Elias also raised the question of whether Trump would be let off if he were a Black 20-year-old picked up by the police on some petty offense and he tweeted one-hundredth of what the ex-president tweets. The former president is not being treated like any other American citizen or like any other criminal defendant, he said.
“He is making a mockery of it,” Elias said. “And the fact is, it is time for the federal judiciary and the state judiciary to take this head on and stop it,” he added.
“And it is about time that the bar crackdown on these frivolous arguments that lawyers are making but it’s time that the judges also stop bending over backwards and start treating Donald Trump like any other criminal defender,” the lawyer said.
Judge Stumbled? Elias also delved into the Denver District Court Judge Sarah Wallace’s ruling that Section 3 of the 14th Amendment doesn’t apply to presidents.
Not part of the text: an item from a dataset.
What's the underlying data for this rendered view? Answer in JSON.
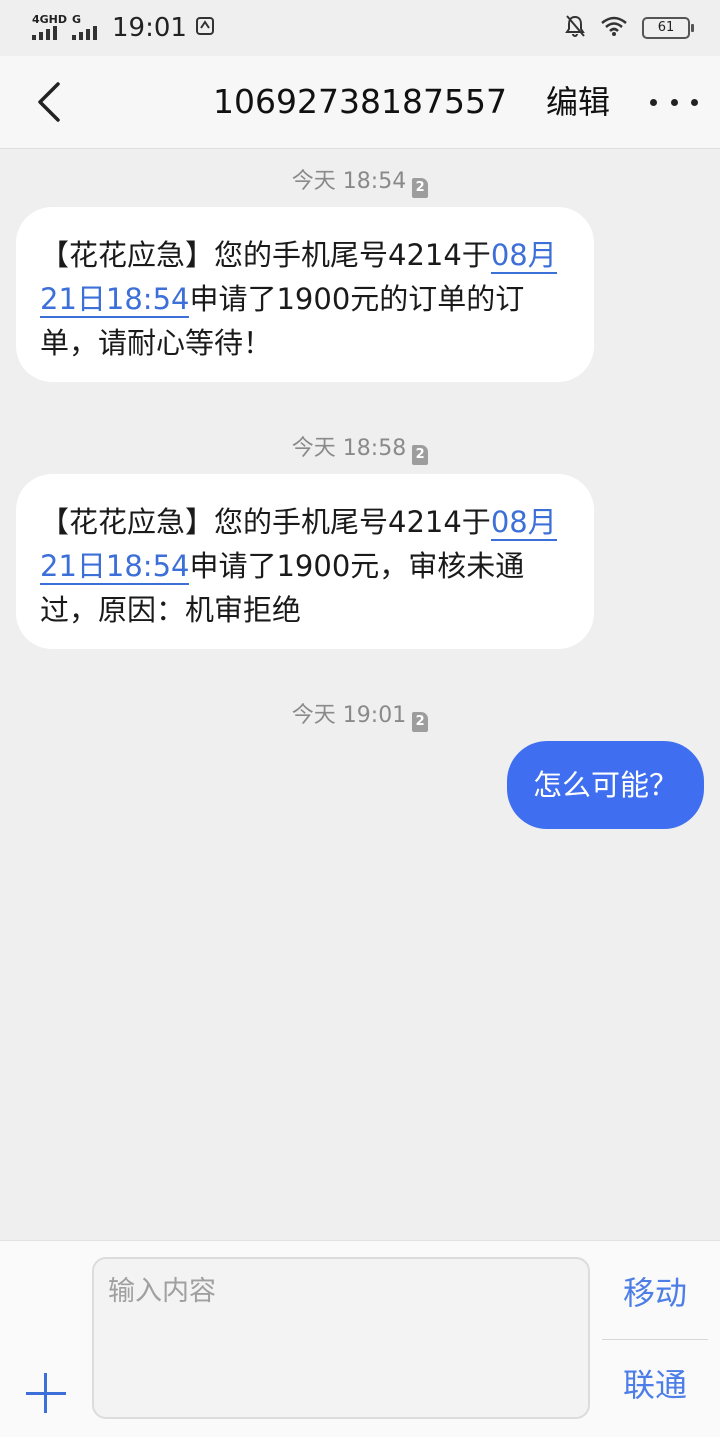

“I think the judge stumbled,” he said. The conclusion of every serious constitutional scholar and lawyer is that the 14th Amendment applies to presidents, he added.
It is heartening that the judge found that Trump engaged in acts that violated Section 3 of the 14th Amendment, Elias said. The legal expert, however, found it baffling that the judge got held up over the text of the 14th Amendment regarding whether it applies to the president.
Elias said he does not see why legislators would pass the “anti-rebellion” and “anti-insurrection” clauses and leave the president out.
“The president is the commander-in-chief and the president is the chief officer of the United States,” he said. Under conservative theories, which talk about a unitary executive, the president is the only officer of executive officer of the legislative branch, he added.
Elias also said the judge’s ruling may have to do with the “tremendous pressure, the doxing, intimidation, the threats that come to everyone who stands up against Donald Trump.”
Shedding light on what is to come, the lawyer noted that the voters who brought the lawsuit in the Colorado state court have already filed an appeal to the state’s Supreme Court. The Colorado Supreme Court will get the next bite at this, he said, adding that he hoped it does not overturn the finding that Trump engaged in insurrection.
Then the case will likely go to the U.S. Supreme Court, which will have the ultimate authority to interpret the U.S. constitutional provision, Elias said.